Rheinische Post - Wesel/Dinslaken
Saint Etienne holen die 90er-jahre zurück
Pop Wer sich mal eben vorstellen mag, wie es sich anfühlt, wenn man nach einer sehr guten Party am Sonntagmorgen heimkehrt und die Vögel schon zwitschern und die Sonne aufgeht und man ziemlich zufrieden ist und sich schon freut auf die Verabredung mit der Person, die man eben zum Abschied noch geküsst hat, bekommt einen guten Eindruck davon, wie diese Platte klingt. Die britische Band Saint Etienne hat sie aufgenommen, sie heißt „I've Been Trying To Tell You“, und sie ist ziemlich ungewöhnlich und unheimlich schön.
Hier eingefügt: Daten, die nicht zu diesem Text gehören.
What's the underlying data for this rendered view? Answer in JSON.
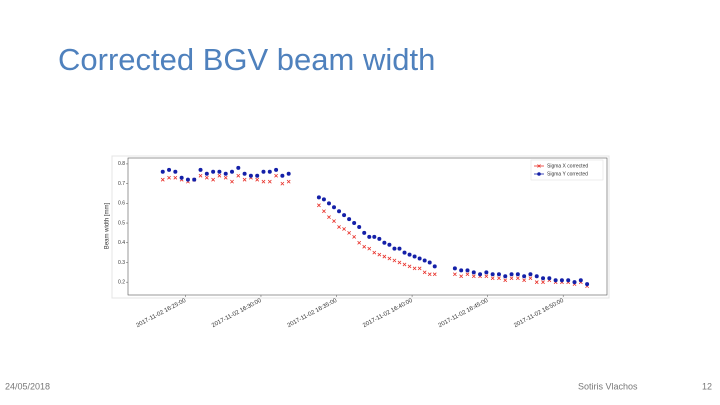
{
  "chart_data": {
    "type": "scatter",
    "title": "Corrected BGV beam width",
    "ylabel": "Beam width [mm]",
    "x": [
      "2017-11-02 16:23:30",
      "2017-11-02 16:23:55",
      "2017-11-02 16:24:20",
      "2017-11-02 16:24:45",
      "2017-11-02 16:25:10",
      "2017-11-02 16:25:35",
      "2017-11-02 16:26:00",
      "2017-11-02 16:26:25",
      "2017-11-02 16:26:50",
      "2017-11-02 16:27:15",
      "2017-11-02 16:27:40",
      "2017-11-02 16:28:05",
      "2017-11-02 16:28:30",
      "2017-11-02 16:28:55",
      "2017-11-02 16:29:20",
      "2017-11-02 16:29:45",
      "2017-11-02 16:30:10",
      "2017-11-02 16:30:35",
      "2017-11-02 16:31:00",
      "2017-11-02 16:31:25",
      "2017-11-02 16:31:50",
      "2017-11-02 16:33:50",
      "2017-11-02 16:34:10",
      "2017-11-02 16:34:30",
      "2017-11-02 16:34:50",
      "2017-11-02 16:35:10",
      "2017-11-02 16:35:30",
      "2017-11-02 16:35:50",
      "2017-11-02 16:36:10",
      "2017-11-02 16:36:30",
      "2017-11-02 16:36:50",
      "2017-11-02 16:37:10",
      "2017-11-02 16:37:30",
      "2017-11-02 16:37:50",
      "2017-11-02 16:38:10",
      "2017-11-02 16:38:30",
      "2017-11-02 16:38:50",
      "2017-11-02 16:39:10",
      "2017-11-02 16:39:30",
      "2017-11-02 16:39:50",
      "2017-11-02 16:40:10",
      "2017-11-02 16:40:30",
      "2017-11-02 16:40:50",
      "2017-11-02 16:41:10",
      "2017-11-02 16:41:30",
      "2017-11-02 16:42:50",
      "2017-11-02 16:43:15",
      "2017-11-02 16:43:40",
      "2017-11-02 16:44:05",
      "2017-11-02 16:44:30",
      "2017-11-02 16:44:55",
      "2017-11-02 16:45:20",
      "2017-11-02 16:45:45",
      "2017-11-02 16:46:10",
      "2017-11-02 16:46:35",
      "2017-11-02 16:47:00",
      "2017-11-02 16:47:25",
      "2017-11-02 16:47:50",
      "2017-11-02 16:48:15",
      "2017-11-02 16:48:40",
      "2017-11-02 16:49:05",
      "2017-11-02 16:49:30",
      "2017-11-02 16:49:55",
      "2017-11-02 16:50:20",
      "2017-11-02 16:50:45",
      "2017-11-02 16:51:10",
      "2017-11-02 16:51:35"
    ],
    "series": [
      {
        "name": "Sigma X corrected",
        "color": "#e8312a",
        "marker": "x",
        "values": [
          0.72,
          0.73,
          0.73,
          0.72,
          0.71,
          0.72,
          0.74,
          0.73,
          0.72,
          0.74,
          0.73,
          0.71,
          0.74,
          0.72,
          0.73,
          0.72,
          0.71,
          0.71,
          0.74,
          0.7,
          0.71,
          0.59,
          0.56,
          0.53,
          0.51,
          0.48,
          0.47,
          0.45,
          0.43,
          0.4,
          0.38,
          0.37,
          0.35,
          0.34,
          0.33,
          0.32,
          0.31,
          0.3,
          0.29,
          0.28,
          0.27,
          0.27,
          0.25,
          0.24,
          0.24,
          0.24,
          0.23,
          0.24,
          0.23,
          0.23,
          0.23,
          0.22,
          0.22,
          0.21,
          0.22,
          0.22,
          0.21,
          0.22,
          0.2,
          0.2,
          0.21,
          0.2,
          0.2,
          0.2,
          0.19,
          0.2,
          0.18
        ]
      },
      {
        "name": "Sigma Y corrected",
        "color": "#1420a8",
        "marker": "o",
        "values": [
          0.76,
          0.77,
          0.76,
          0.73,
          0.72,
          0.72,
          0.77,
          0.75,
          0.76,
          0.76,
          0.75,
          0.76,
          0.78,
          0.75,
          0.74,
          0.74,
          0.76,
          0.76,
          0.77,
          0.74,
          0.75,
          0.63,
          0.62,
          0.6,
          0.58,
          0.56,
          0.54,
          0.52,
          0.5,
          0.48,
          0.45,
          0.43,
          0.43,
          0.42,
          0.4,
          0.39,
          0.37,
          0.37,
          0.35,
          0.34,
          0.33,
          0.32,
          0.31,
          0.3,
          0.28,
          0.27,
          0.26,
          0.26,
          0.25,
          0.24,
          0.25,
          0.24,
          0.24,
          0.23,
          0.24,
          0.24,
          0.23,
          0.24,
          0.23,
          0.22,
          0.22,
          0.21,
          0.21,
          0.21,
          0.2,
          0.21,
          0.19
        ]
      }
    ],
    "xlim": [
      "2017-11-02 16:21:12",
      "2017-11-02 16:52:54"
    ],
    "xticks": [
      "2017-11-02 16:25:00",
      "2017-11-02 16:30:00",
      "2017-11-02 16:35:00",
      "2017-11-02 16:40:00",
      "2017-11-02 16:45:00",
      "2017-11-02 16:50:00"
    ],
    "ylim": [
      0.135,
      0.83
    ],
    "yticks": [
      0.2,
      0.3,
      0.4,
      0.5,
      0.6,
      0.7,
      0.8
    ],
    "legend": "upper right"
  },
  "footer": {
    "date": "24/05/2018",
    "author": "Sotiris Vlachos",
    "page": "12"
  }
}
Acht Stücke sind darauf zu hören, und in jedem lässt das Trio das klassische Songschema verschwimmen. Eigentlich präsentiert Saint Etienne hier lediglich Stimmungen, Atmosphären und Texturen. Statt Liedtexten gibt es Slogans und mehrfach wiederholte Sätze. Die Musiker haben das Album aus Samples gebaut, deren Ursprünge zwischen den Jahren 1997 und 2001 liegen. Sie wollen noch einmal zurückkehren an das Ende des vergangenen Jahrtausends. Das ist eine nostalgische und wehmütig verspulte Platte. In „Pond House“wird ein Vers von Natalie Imbruglia zitiert. Oft hört man Field Recordings wie das Schreien von Möwen, und alles fließt immerzu, löst sich in Nebel auf. Die Kompositionen muten wie ein Soundtrack zu einem Gefühl an. Sehr abstrakt also und auch ein bisschen melancholisch.
Saint Etienne haben schon vor einiger Zeit versucht, den Popsong der Sixties, der als Vorbild für das Gros ihres Werks dient, aufzubrechen und in Richtung Ambient und Meditation zu erweitern. Auf Alben wie „Sound Of Water“(2000) und „Finisterre“(2002) gibt es Stücke, die als Suiten angelegt sind oder wie Interludes wirken, die die Hörerschaft in eine bestimmte Gewogenheit versetzen sollen. „I've Been Trying To Tell You“wird nun ein Film Alasdair Mclellans zur Seite gestellt, der als Reminiszenz an die Sommer der Jugend funktioniert. Die 90er-jahre in einer Nussschale.